The Latino lens.
One way to develop that is through outreach. “If you’re not even reaching out to where many of them live and work, you’re not going to get them,” Santiago said. Spanish-language radio is a must for such marketing, she noted. To establish student-recruiting pipelines, consider making connections with trusted organizations in the community, like churches. The advice resonated for me because it echoed a lot of what I heard in developing my report on the adult student and a follow-up guide on how to start recruiting and serving that demographic. I wasn’t thinking that much about ethnicity then. Historically, the adult-learning council hasn’t had that focus either. But Santiago said this project will help shift that: “We bring the Latino lens.”

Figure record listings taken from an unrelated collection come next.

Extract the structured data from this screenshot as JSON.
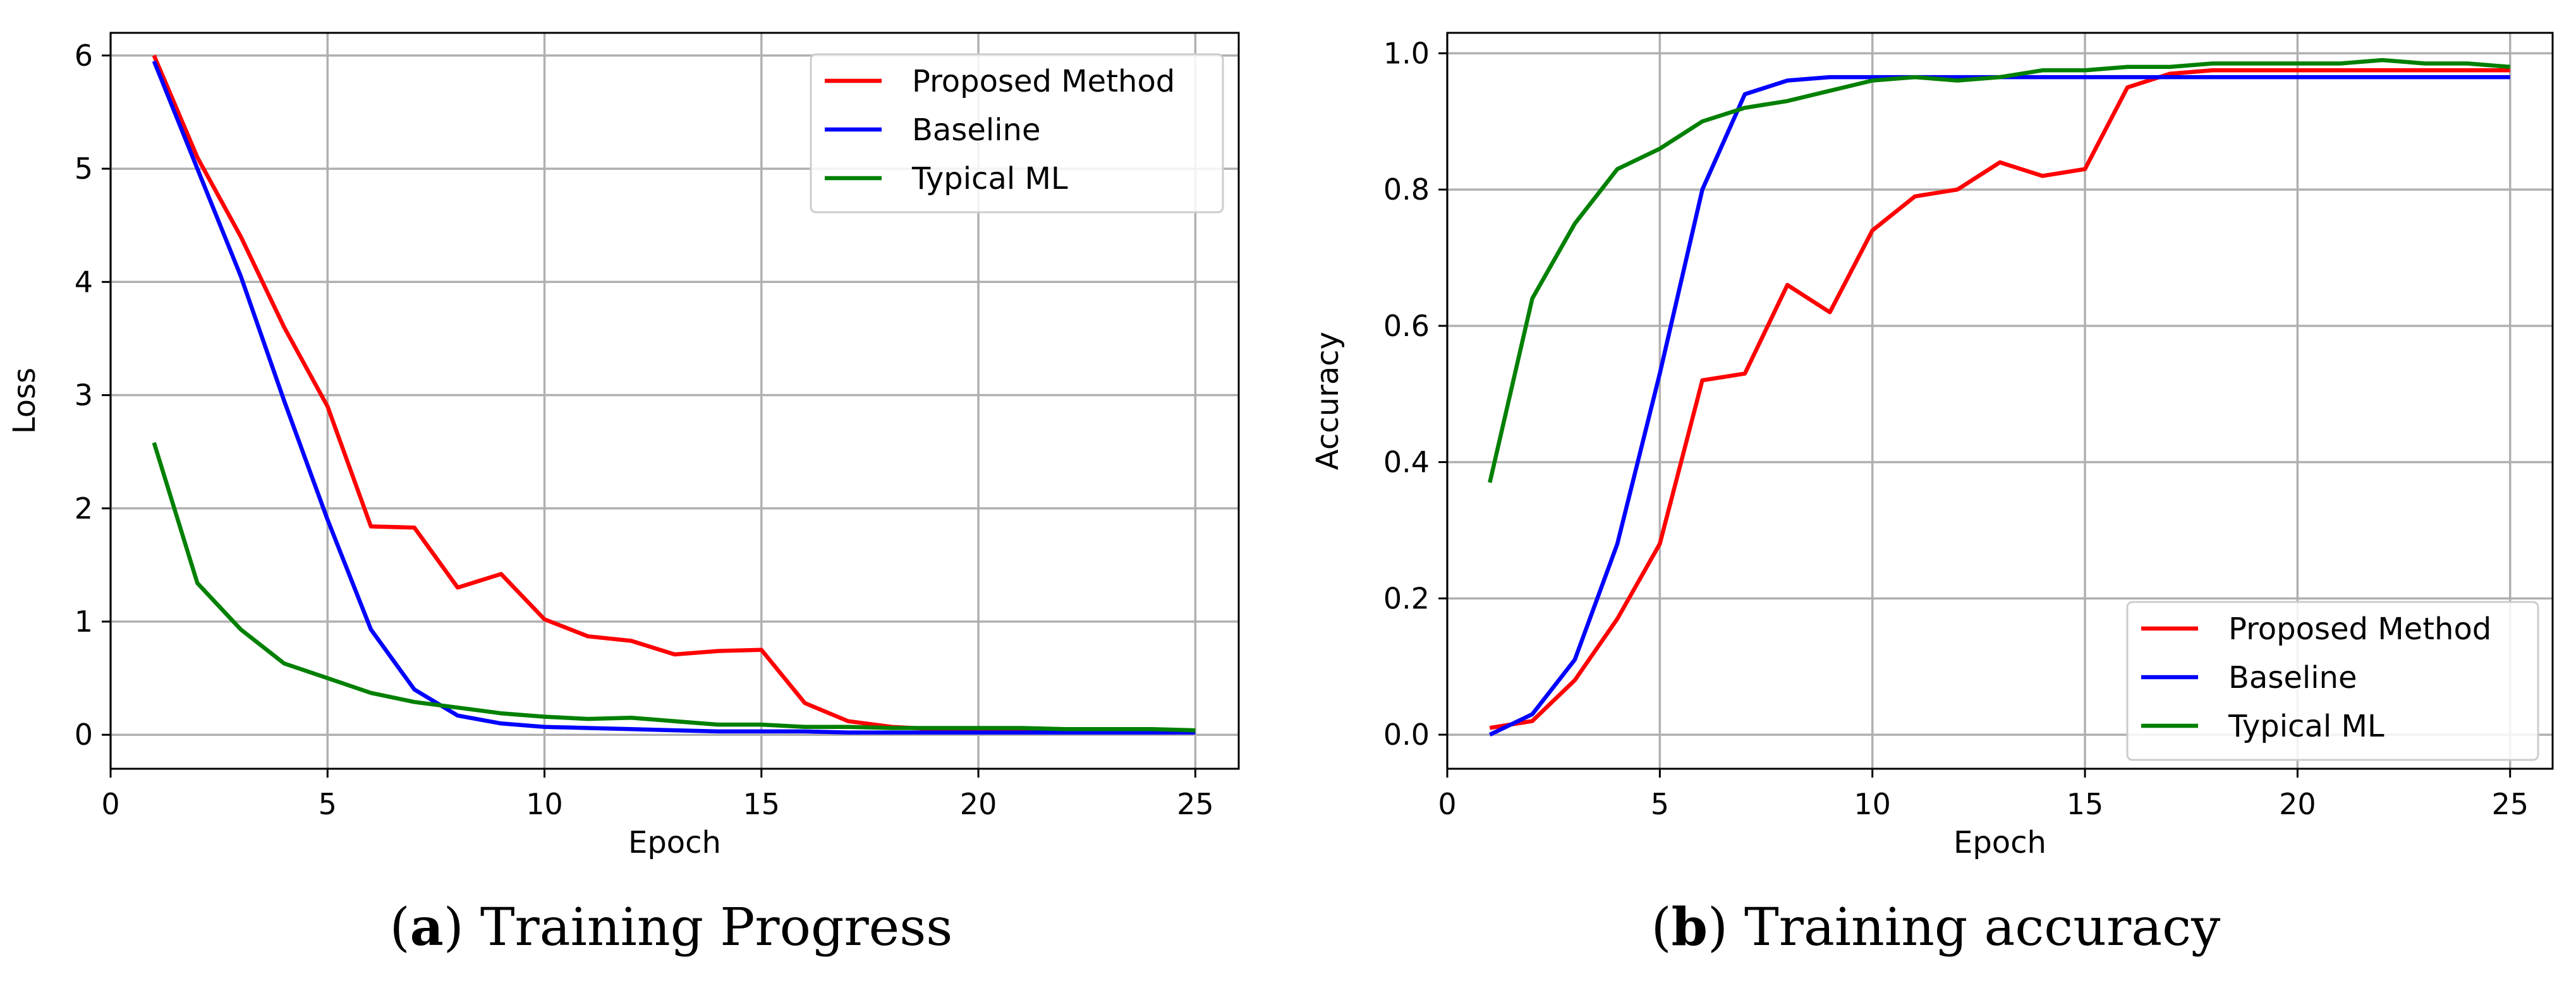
{
  "chart_data": [
    {
      "type": "line",
      "title": "",
      "xlabel": "Epoch",
      "ylabel": "Loss",
      "xlim": [
        0,
        26
      ],
      "ylim": [
        -0.3,
        6.2
      ],
      "xticks": [
        0,
        5,
        10,
        15,
        20,
        25
      ],
      "yticks": [
        0,
        1,
        2,
        3,
        4,
        5,
        6
      ],
      "xtick_labels": [
        "0",
        "5",
        "10",
        "15",
        "20",
        "25"
      ],
      "ytick_labels": [
        "0",
        "1",
        "2",
        "3",
        "4",
        "5",
        "6"
      ],
      "grid": true,
      "legend_position": "top-right",
      "x": [
        1,
        2,
        3,
        4,
        5,
        6,
        7,
        8,
        9,
        10,
        11,
        12,
        13,
        14,
        15,
        16,
        17,
        18,
        19,
        20,
        21,
        22,
        23,
        24,
        25
      ],
      "series": [
        {
          "name": "Proposed Method",
          "color": "#ff0000",
          "values": [
            6.0,
            5.1,
            4.4,
            3.6,
            2.9,
            1.84,
            1.83,
            1.3,
            1.42,
            1.02,
            0.87,
            0.83,
            0.71,
            0.74,
            0.75,
            0.28,
            0.12,
            0.07,
            0.05,
            0.05,
            0.04,
            0.04,
            0.04,
            0.03,
            0.03
          ]
        },
        {
          "name": "Baseline",
          "color": "#0000ff",
          "values": [
            5.95,
            5.0,
            4.05,
            2.95,
            1.9,
            0.93,
            0.4,
            0.17,
            0.1,
            0.07,
            0.06,
            0.05,
            0.04,
            0.03,
            0.03,
            0.03,
            0.02,
            0.02,
            0.02,
            0.02,
            0.02,
            0.02,
            0.02,
            0.02,
            0.02
          ]
        },
        {
          "name": "Typical ML",
          "color": "#008000",
          "values": [
            2.58,
            1.34,
            0.93,
            0.63,
            0.5,
            0.37,
            0.29,
            0.24,
            0.19,
            0.16,
            0.14,
            0.15,
            0.12,
            0.09,
            0.09,
            0.07,
            0.07,
            0.06,
            0.06,
            0.06,
            0.06,
            0.05,
            0.05,
            0.05,
            0.04
          ]
        }
      ],
      "caption": {
        "letter": "a",
        "text": "Training Progress"
      }
    },
    {
      "type": "line",
      "title": "",
      "xlabel": "Epoch",
      "ylabel": "Accuracy",
      "xlim": [
        0,
        26
      ],
      "ylim": [
        -0.05,
        1.03
      ],
      "xticks": [
        0,
        5,
        10,
        15,
        20,
        25
      ],
      "yticks": [
        0.0,
        0.2,
        0.4,
        0.6,
        0.8,
        1.0
      ],
      "xtick_labels": [
        "0",
        "5",
        "10",
        "15",
        "20",
        "25"
      ],
      "ytick_labels": [
        "0.0",
        "0.2",
        "0.4",
        "0.6",
        "0.8",
        "1.0"
      ],
      "grid": true,
      "legend_position": "bottom-right",
      "x": [
        1,
        2,
        3,
        4,
        5,
        6,
        7,
        8,
        9,
        10,
        11,
        12,
        13,
        14,
        15,
        16,
        17,
        18,
        19,
        20,
        21,
        22,
        23,
        24,
        25
      ],
      "series": [
        {
          "name": "Proposed Method",
          "color": "#ff0000",
          "values": [
            0.01,
            0.02,
            0.08,
            0.17,
            0.28,
            0.52,
            0.53,
            0.66,
            0.62,
            0.74,
            0.79,
            0.8,
            0.84,
            0.82,
            0.83,
            0.95,
            0.97,
            0.975,
            0.975,
            0.975,
            0.975,
            0.975,
            0.975,
            0.975,
            0.975
          ]
        },
        {
          "name": "Baseline",
          "color": "#0000ff",
          "values": [
            0.0,
            0.03,
            0.11,
            0.28,
            0.53,
            0.8,
            0.94,
            0.96,
            0.965,
            0.965,
            0.965,
            0.965,
            0.965,
            0.965,
            0.965,
            0.965,
            0.965,
            0.965,
            0.965,
            0.965,
            0.965,
            0.965,
            0.965,
            0.965,
            0.965
          ]
        },
        {
          "name": "Typical ML",
          "color": "#008000",
          "values": [
            0.37,
            0.64,
            0.75,
            0.83,
            0.86,
            0.9,
            0.92,
            0.93,
            0.945,
            0.96,
            0.965,
            0.96,
            0.965,
            0.975,
            0.975,
            0.98,
            0.98,
            0.985,
            0.985,
            0.985,
            0.985,
            0.99,
            0.985,
            0.985,
            0.98
          ]
        }
      ],
      "caption": {
        "letter": "b",
        "text": "Training accuracy"
      }
    }
  ]
}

She also reminded me of the power of perceptions — and misperceptions. Many college faculty members and administrators may still believe that the majority of Latino adults are immigrants or undocumented, Santiago said. “There is still a lot of ignorance about what the population is, or isn’t.”
The self-evaluation that the 15 colleges will undergo as part of the project, using the council’s Adult Learner 360 tool, could help highlight spots where institutions might need to educate their personnel. Santiago said she hopes it also helps colleges correct the misperceptions of prospective students, like the notion “that there isn’t financial aid for adults.” (In reality, it is sometimes harder for adults to qualify, but that doesn’t mean it’s not available.)
Most colleges have let their Hispanic focus remain on younger students. “Because of where we are economically,” Santiago said, the adult Hispanic demographic “doesn’t seem like the easiest and quickest population to get.” This project, she hopes, will change that dynamic.
Clearly there’s at least some interest. While the project was designed for just 15 institutions, nearly three times that many applied to be part of it.
A prize for Anant Agarwal and a $3.7-million gift to edX
Last week Anant Agarwal, the chief executive of the nonprofit MOOC venture edX, was awarded the Yidan Prize for Education Development for making education more accessible to people around the world. (A Northwestern University professor of statistics, Larry Hedges, won the prize for education research.)
When I interviewed Agarwal here at the Chronicle offices in 2017, he spoke passionately about education as a human right and his hopes that the edX platform would remain a tool for expanding educational access around the world, even as it began to shift its focus to more prosaic matters like developing a sustainable business model. At the time, he also predicted that the venture, created in 2012, could become self-sustaining within three years.
The Yidan Prize, created in 2016, carries a lucrative purse: the equivalent of $3.7 million this year. Officials at edX told me on Monday that Agarwal plans to commit the entire amount to edX “to help fuel ongoing innovation in digital education at scale.” What that means specifically, who knows. But I can only imagine it’s a welcome influx of cash as edX closes in on 2020.
Quote of the week:
“I would happily give that up. There are plenty of other things I’d rather be doing.”
— From an interview my colleague Nell Gluckman conducted with Maryland’s attorney general, Brian Frosh, on the attention he and fellow state attorneys general received for suing the U.S. Department of Education for what he called its “flat-out refusal” to enforce federal regulations designed to protect students from abusive practices by colleges. Last week a federal judge ruled that the department violated the law by delaying a regulation designed to protect student borrowers from having to repay their federal loans if they were defrauded by their colleges. The judge has yet to determine a remedy.